SESNs: Self-Erasure Surviving Numbers & memories of childhood math games
I enjoy algorithmic/computational number puzzles. When I was a kid (age 9 or 10?) I checked out a book from the public library that, among other things, had a simple game you could play on paper or with a calculator:
- Pick a whole number > 0
- If it is odd, multiply it by 3 and add 1
- If it is even, divide it by 2
The book said (IIRC) that all numbers would eventually reach 1. For example, the unlucky number 13 reaches 1 in 9 steps:
- Start with 13.
- (13 x 3) + 1 = 40
- 40/2 = 20
- 20/2 = 10
- 10/2 = 5
- (5 x 3) + 1 = 16
- 16/2 = 8
- 8/2 = 4
- 4/2 = 2
- 2/2 = 1
As a child I didn't know that this game had a real name other than "3x+1". It's actually the Collatz Conjecture, and it is an unsolved problem in number theory as to whether every number will eventually reach 1 or not.

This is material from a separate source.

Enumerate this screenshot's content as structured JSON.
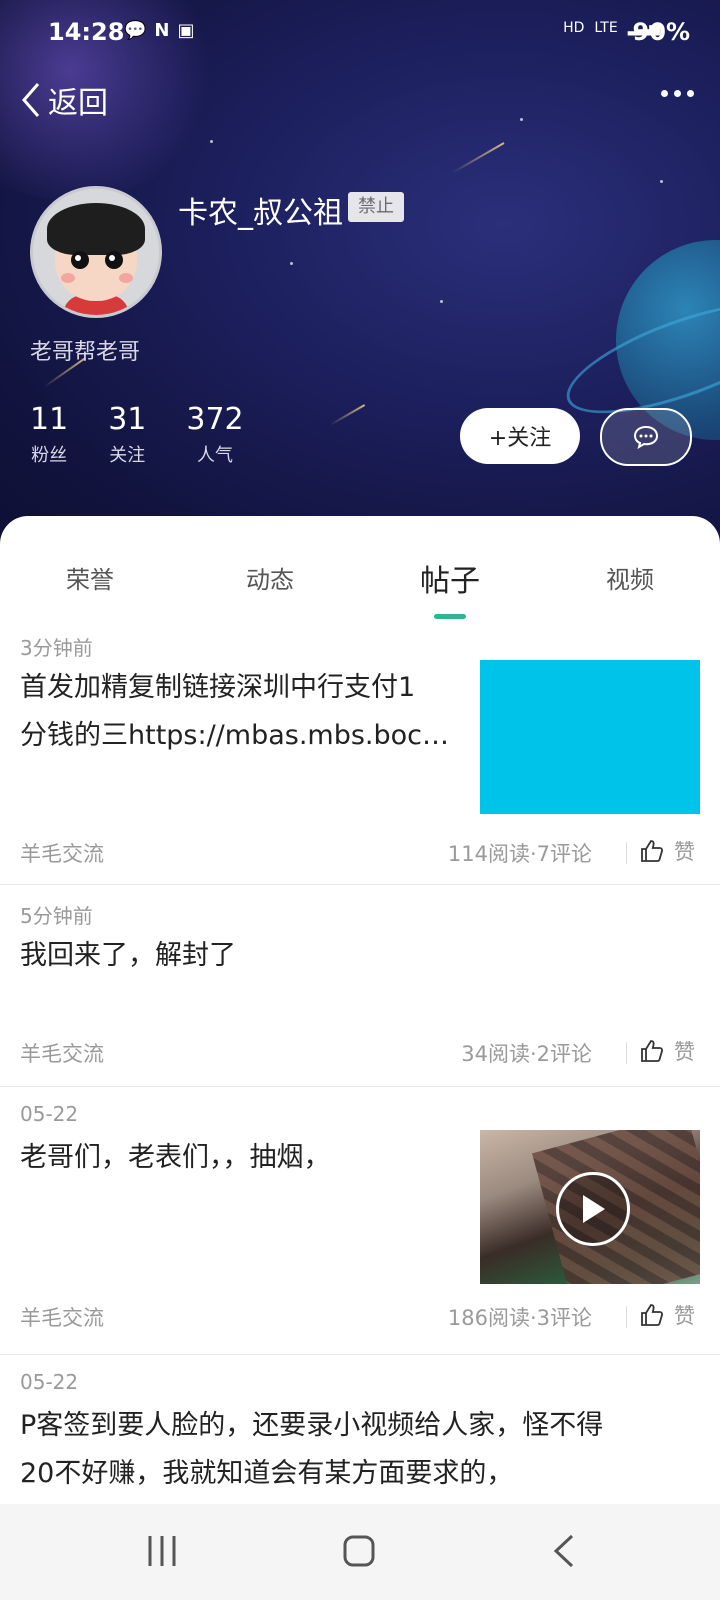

A few years ago I produced some computer generated art based on the 3x+1 problem.
But all this has just been by way of introduction to Eric Angelini's rec.puzzles posting this morning about Self-erasing numbers. In his own words:
Take an integer like 36, for example. Concatenate an infinite amount of copies. You get: 363636363636363636363636363636... - read the leftmost digit -"3"-, - jump *over* 3 digits (to the right), land on (3) and erase it: 3636(3)6363636363636363636363636... ^ - read the leftmost unread digit, jump only visible digits, erase: 3636(3)6363(6)36363636363636363636... ^^ - repeat until you see a substring like this [...(a)36(b)...] [(a) and (b) are erased digits - "36" is the integer you are, testing]: bingo, you have found a "Self-erasure survi- ving number" (SESN): "36" is such a number: 3636(3)63(6)3(6)36(3)(6)3(6)36363636363636... ^^^^ ^^ .. <-- hit This erasing technique gives sometimes quite complicated pat- terns. "16", for instance, is not a SESN -- but it takes a while to see: 16(1)616(1)61(6)1(6)(1)6(1)(6)1(6)1(6)1(6)1(6)(1)6(1)616(1)61(6)1(6) ^^ ^^^ ^^ ^ ^ ^ ^ ^ ^ ^ ^^^ ^^ ^ |_______________________________________________| recurrent pattern The first SESN I have found by hand are: 0 1 2 3 4 5 6 7 8 9 10 20 23 24 25 26 27 28 29 30 32 36 37 38 39 40 42 ... [BTW, reading "0" means erasing the closest visible digit immediately to the right] No SESN > 10 begins with "1" -- see why? No SESN > 299 begins with "2", etc. The sequence is finite, thus. Last term?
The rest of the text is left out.